A second focus of my laboratory will be a study of the role of nutrition and insulin signaling in controlling neurogenesis and the differentiation of new neurons during larval growth in Drosophila. The neuroblasts form during embryonic development but most then arrest after making an initial set of larval neurons. They then resume proliferation during the first instar and are dependent on incoming nutrients, but the timing of this resumption differs. Is this resumption dependent on insulin signaling? If so, how is it temporally regulated among the neuroblasts? Is it dependent on the presence of JH? Besides looking at neurogenesis, itself, I am currently collaborating with Truman to determine if the changing endocrine environment of the growing larva provides temporal cues that specify different subclasses of secondary neurons during larval life.
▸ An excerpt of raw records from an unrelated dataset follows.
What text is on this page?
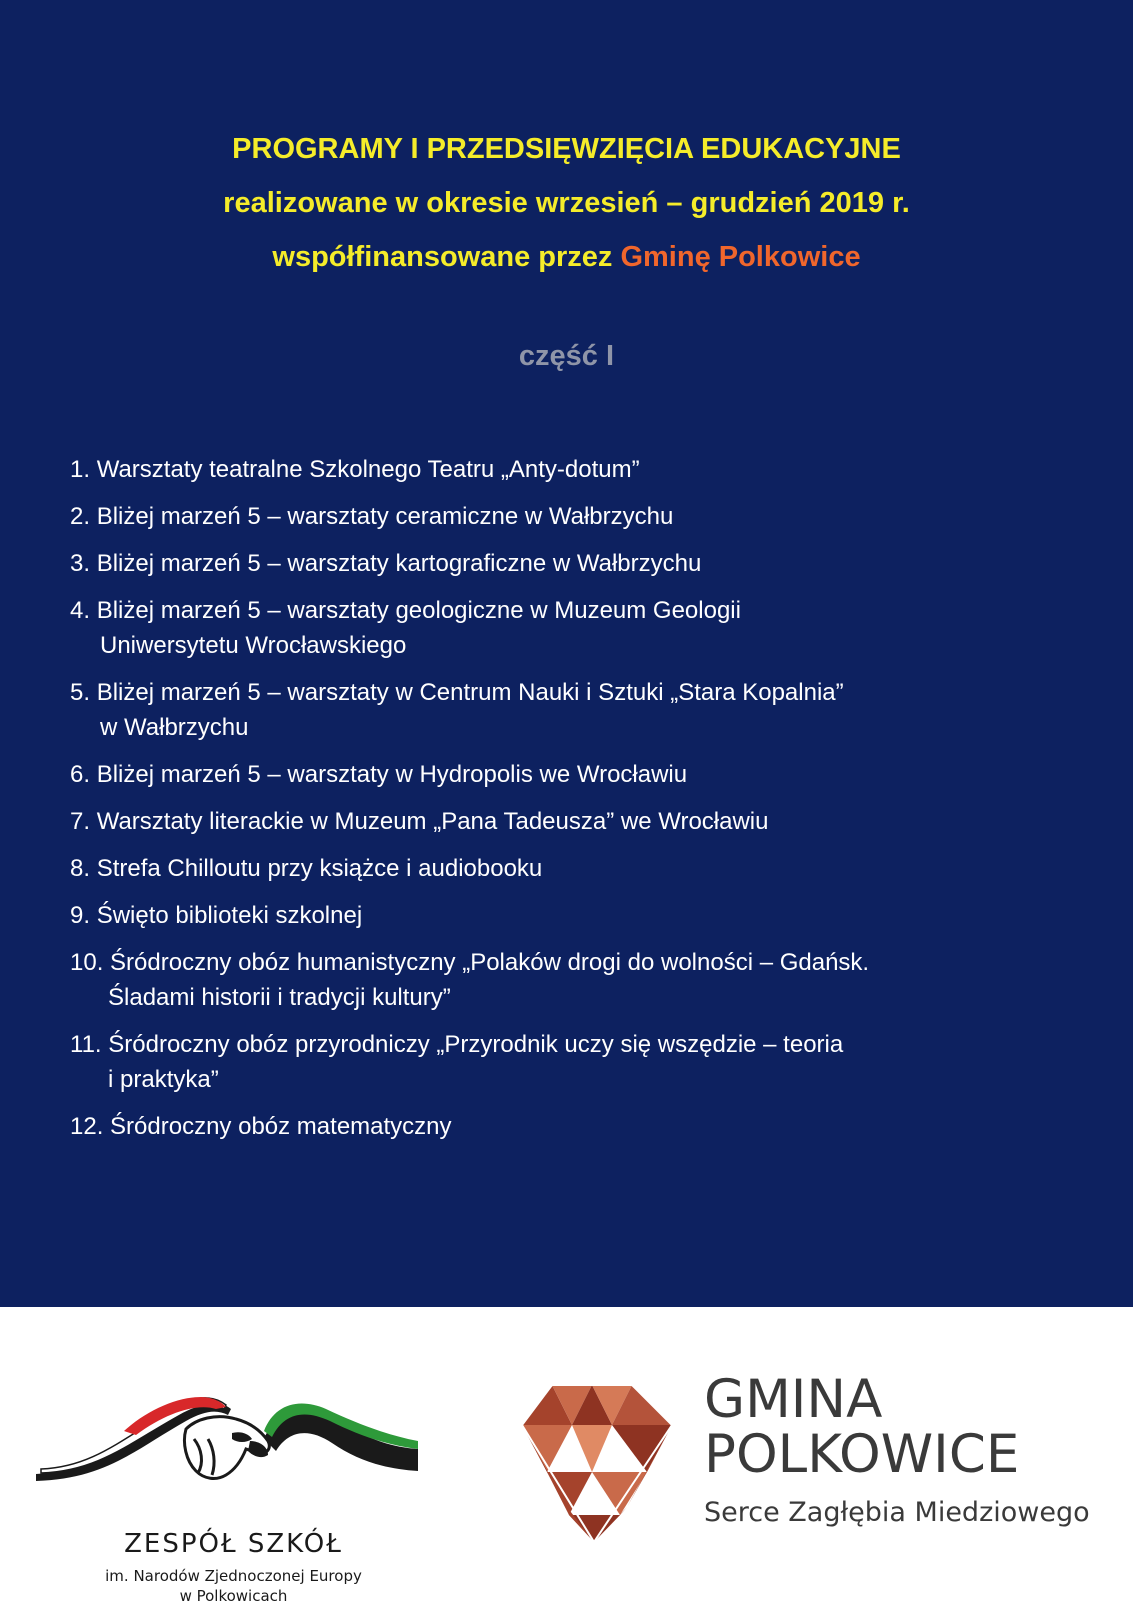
PROGRAMY I PRZEDSIĘWZIĘCIA EDUKACYJNE
realizowane w okresie wrzesień – grudzień 2019 r.
współfinansowane przez Gminę Polkowice
część I
1. Warsztaty teatralne Szkolnego Teatru „Anty-dotum”
2. Bliżej marzeń 5 – warsztaty ceramiczne w Wałbrzychu
3. Bliżej marzeń 5 – warsztaty kartograficzne w Wałbrzychu
4. Bliżej marzeń 5 – warsztaty geologiczne w Muzeum Geologii
Uniwersytetu Wrocławskiego
5. Bliżej marzeń 5 – warsztaty w Centrum Nauki i Sztuki „Stara Kopalnia”
w Wałbrzychu
6. Bliżej marzeń 5 – warsztaty w Hydropolis we Wrocławiu
7. Warsztaty literackie w Muzeum „Pana Tadeusza” we Wrocławiu
8. Strefa Chilloutu przy książce i audiobooku
9. Święto biblioteki szkolnej
10. Śródroczny obóz humanistyczny „Polaków drogi do wolności – Gdańsk.
Śladami historii i tradycji kultury”
11. Śródroczny obóz przyrodniczy „Przyrodnik uczy się wszędzie – teoria
i praktyka”
12. Śródroczny obóz matematyczny
ZESPÓŁ SZKÓŁ
im. Narodów Zjednoczonej Europy
w Polkowicach
GMINA
POLKOWICE
Serce Zagłębia Miedziowego
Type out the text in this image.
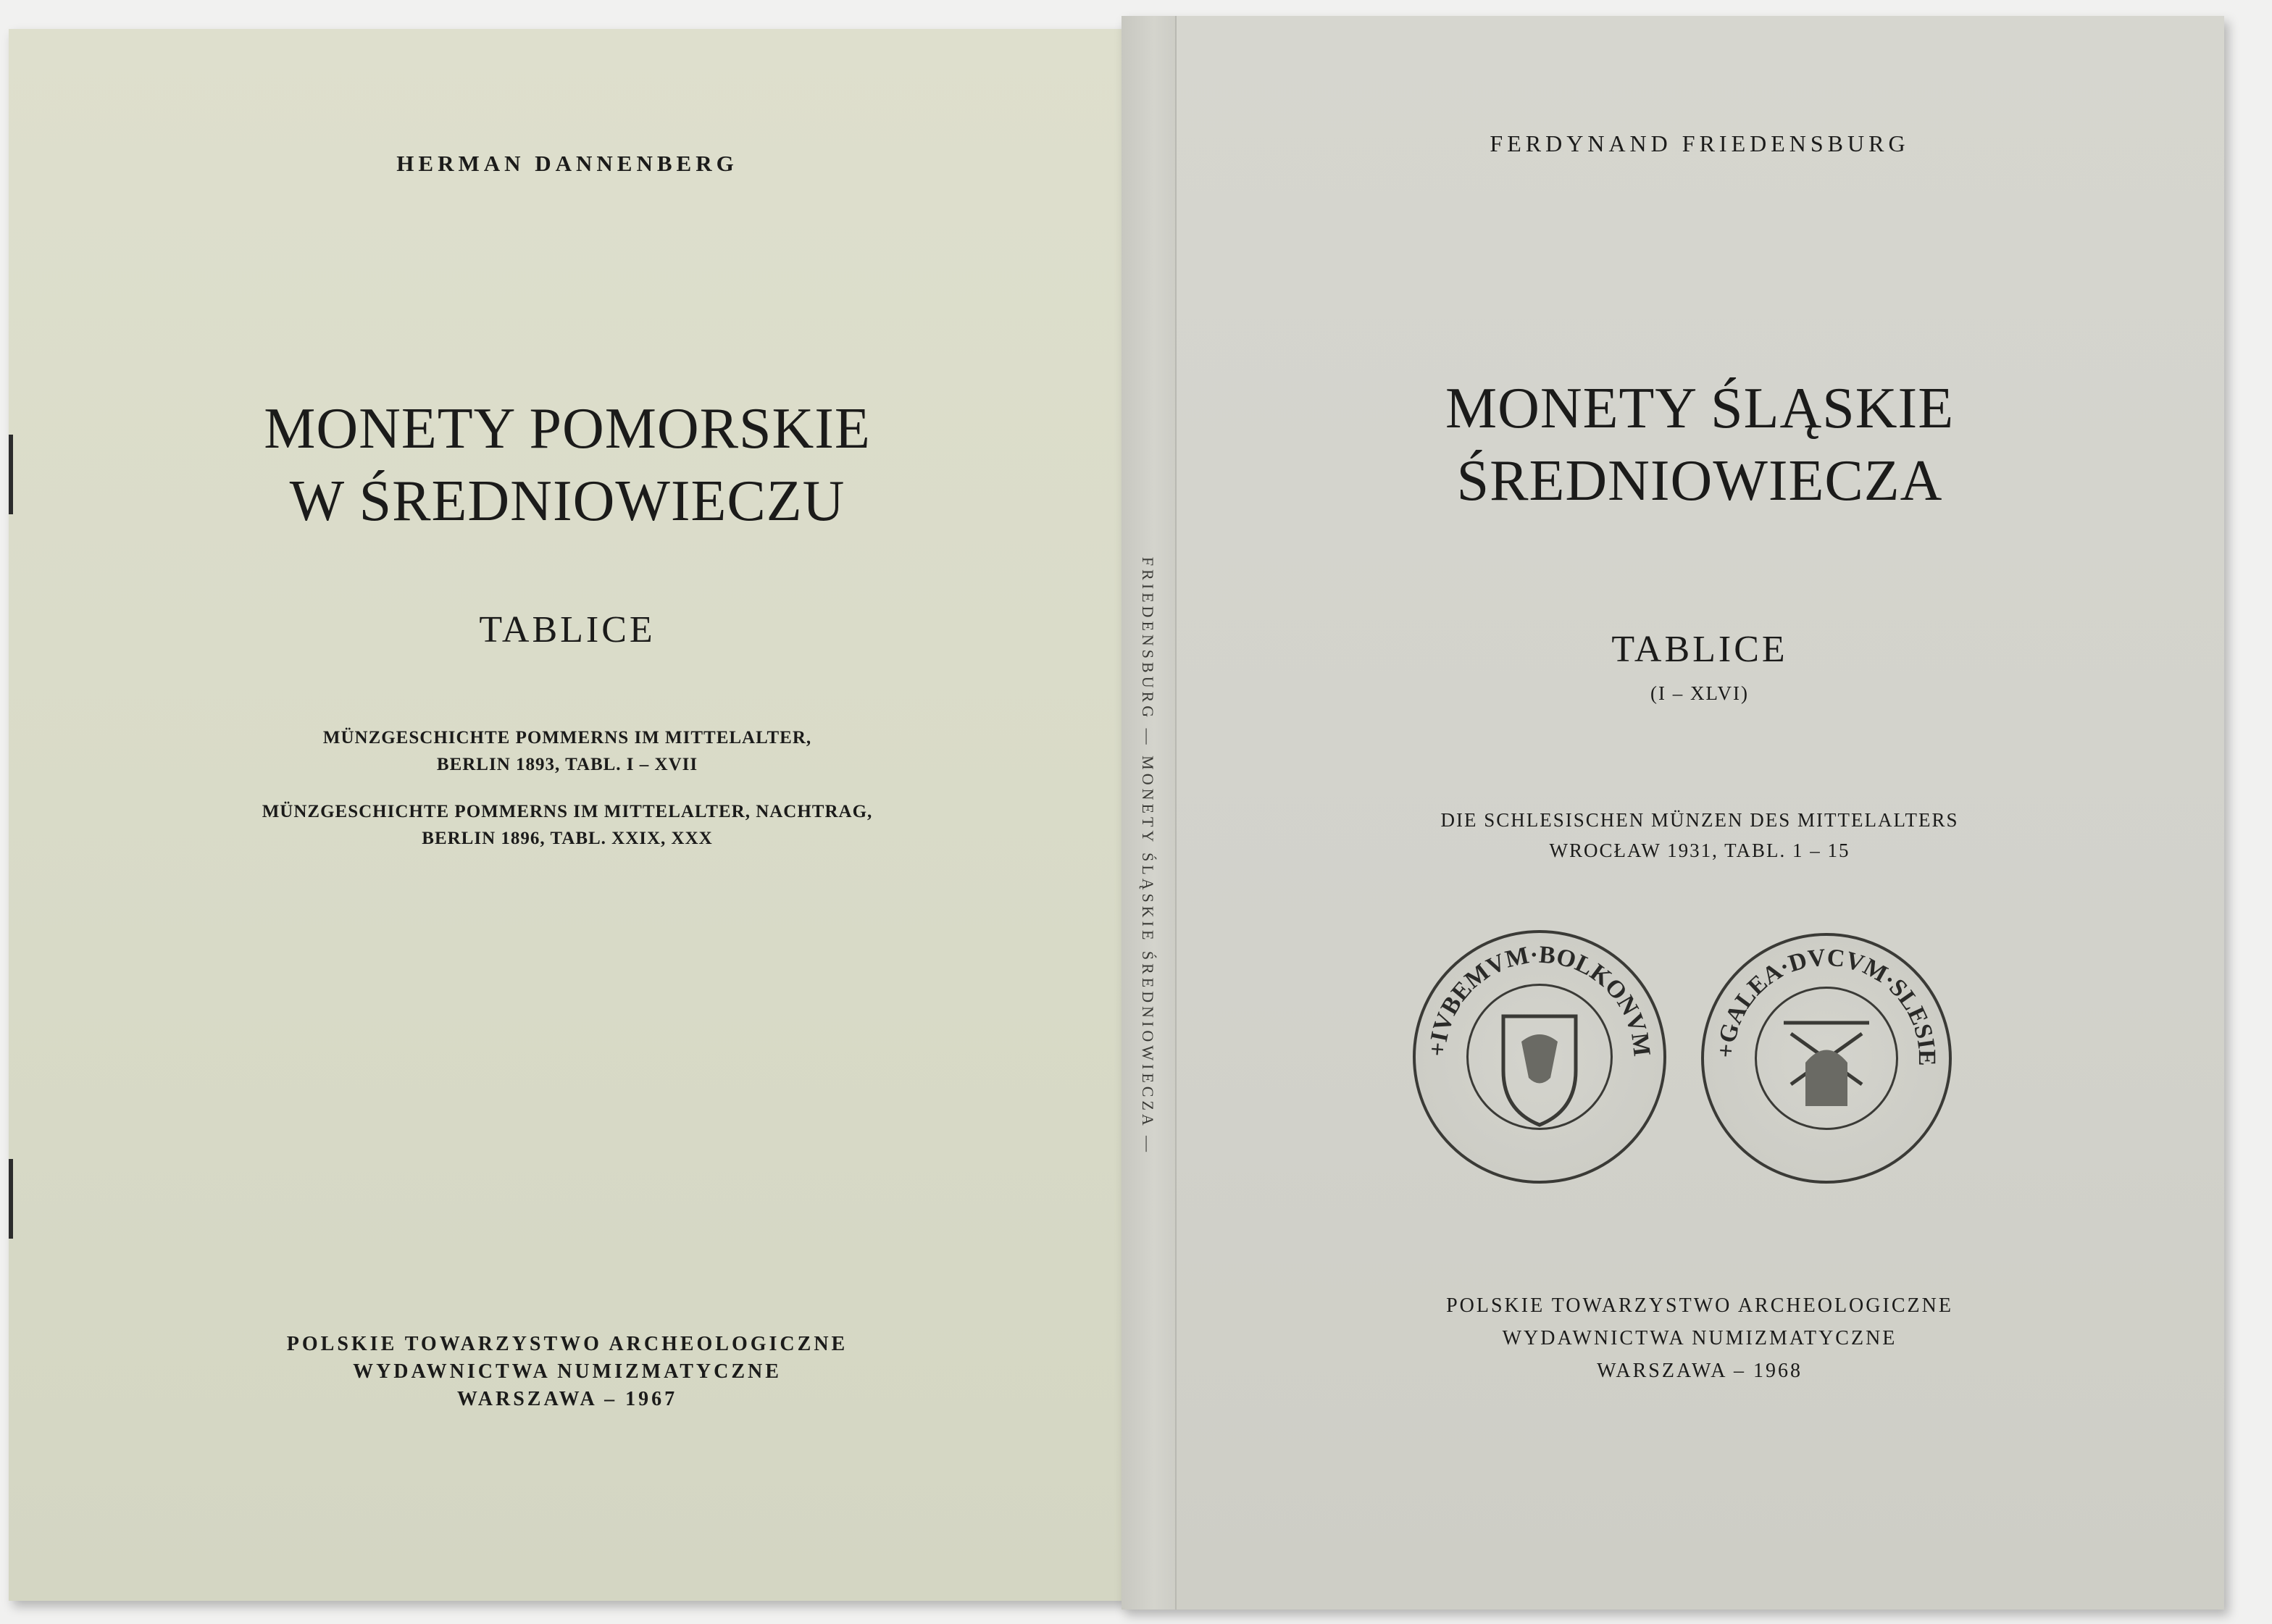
HERMAN DANNENBERG

MONETY POMORSKIE

W ŚREDNIOWIECZU

TABLICE

MÜNZGESCHICHTE POMMERNS IM MITTELALTER,

BERLIN 1893, TABL. I – XVII

MÜNZGESCHICHTE POMMERNS IM MITTELALTER, NACHTRAG,

BERLIN 1896, TABL. XXIX, XXX

POLSKIE TOWARZYSTWO ARCHEOLOGICZNE

WYDAWNICTWA NUMIZMATYCZNE

WARSZAWA – 1967

FRIEDENSBURG — MONETY ŚLĄSKIE ŚREDNIOWIECZA —

FERDYNAND FRIEDENSBURG

MONETY ŚLĄSKIE

ŚREDNIOWIECZA

TABLICE

(I – XLVI)

DIE SCHLESISCHEN MÜNZEN DES MITTELALTERS

WROCŁAW 1931, TABL. 1 – 15

+IVBEMVM·BOLKONVM +GALEA·DVCVM·SLESIE

POLSKIE TOWARZYSTWO ARCHEOLOGICZNE

WYDAWNICTWA NUMIZMATYCZNE

WARSZAWA – 1968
Hormonal Basis of the Evolution of Metamorphosis
Several years ago, Truman and I developed a hypothesis that a change in the timing of JH appearance during embryonic development of the direct developing insects may have driven the evolution of complete metamorphosis. We have been using diverse direct developing species such as firebrats, locusts, crickets, the milkweed bug Oncopeltus fasciatus, and the relatively primitive metamorphic flour beetle Triboliumcastaneum, as well as two crustaceans (barnacle and amphipod), to study the effects of JH on embryonic development and on the development of imaginal primordia. We have found that the pupal-specific transcription factor Broad of the more derived metamorphic insects first appears in the embryo in these species. Moreover, initial loss-of-function experiments in Oncopeltus and Tribolium show that Broad is necessary for the progressive morphogenesis and anisometric growth during nymphal life in the direct developing Oncopeltus, but seems to have little function in the beetle until the onset of metamorphosis. I intend to delve further into the evolution of the broad gene and its signaling role as a key to the evolution of metamorphosis.

Hormones and Behavior
My previous studies on hormones and behavior centered on the environmental and neuroendocrine control of adult reproductive behavior of female moths, i.e. the behaviors involved in release of the sex pheromone and in the change from virgin to mated behavior. At Janelia Farm I plan to reactivate these interests, switching to the use of Drosophila. The switch in larvae from feeding to wandering behavior at the onset of metamorphosis depends on exposure to ecdysone in the absence of JH. The switch from virgin to mated behavior in the adult is mediated by various peptides found in the accessory gland secretions of the male. One of these, the sex peptide, also increases JH production by the corpora allata. We will use dominant-negative receptors and RNA interference to suppress the responses to ecdysone and to JH in a cell-autonomous fashion. Using the array of GAL4 lines developed by Gerald Rubin (HHMI, JFRC), I intend to screen for neurons that are involved in these hormonally controlled, behavioral switches.